Does inverse informativeness determine the rate of inhibitory conditioning? An inhibitory CS increases the expected time to the next US by lowering the rate of reward. Is the number of CS presentations required to elicit an inhibitory CR inversely proportional to the factor by which the inhibitory CS increases the expected time of the next US? If so, then how does this work when there is never a US during the CS? Does cumulative unreinforced CS exposure give a lower bound on the probable expectation of the US–US interval in the presence of a CS?

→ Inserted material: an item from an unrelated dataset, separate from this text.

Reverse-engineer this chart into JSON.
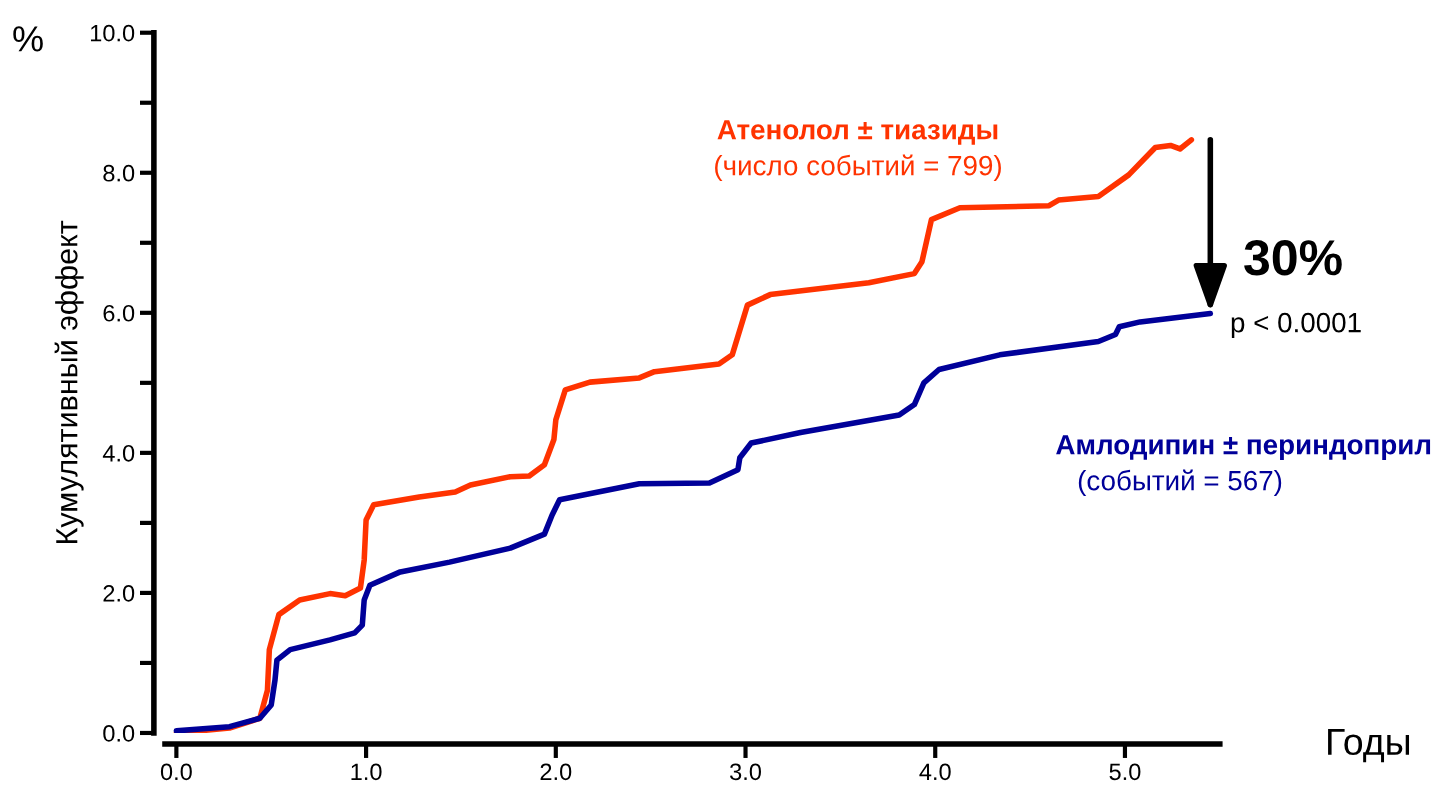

Our associability formula (and the quantitative results in Box 2) has counter-intuitive implications. The most surprising is that for a protocol of a given duration, the progress of ‘association’ formation at the end of the protocol (as measured either by the average strength or frequency of the CR or by the number of subjects that have begun to make a CR) will be unaffected by the number of trials (CS– US pairings). When the duration of a protocol is fixed, deleting trials by some factor increases the informativeness by the same factor. When there is, for example, an eightfold reduction in the number of trials, then there is an eightfold increase in the informativeness of the CS. Thus, by our formula, there should be no effect of this massive a reduction in the number of trials. Surprising as this prediction is, it has recently been confirmed in an extensive series of Pavlovian conditioning experiments with rats, mice and pigeons [30].

Conclusions

From a simple information-theoretic principle, it is possible to deduce both the results of cue competition experiments and the effects of varying the temporal parameters in a learning protocol. The principle is that a CS is associable with a US within a given protocol only to the extent that it reduces the expected time to the next US. For neuroscientists, perhaps the most important implication of the formula and the experiments whose results it accounts for is that there is no such thing as a window of associability – a critical interval within which two events must occur if they are to become associated. Another important implication is that the emergence of a CR depends on the brain encoding the metric temporal relations within a protocol. Whatever the physical change that underlies the formation of an association (in the broad sense), it must be capable of encoding the duration of a temporal interval. Another startling implication of our formula and of the experimental results that motivated it is that the number of trials is not in and of itself a crucial parameter of a training protocol. The crucial parameter is the informativeness, the factor by which the onset of the CS reduces the expected time to the next US.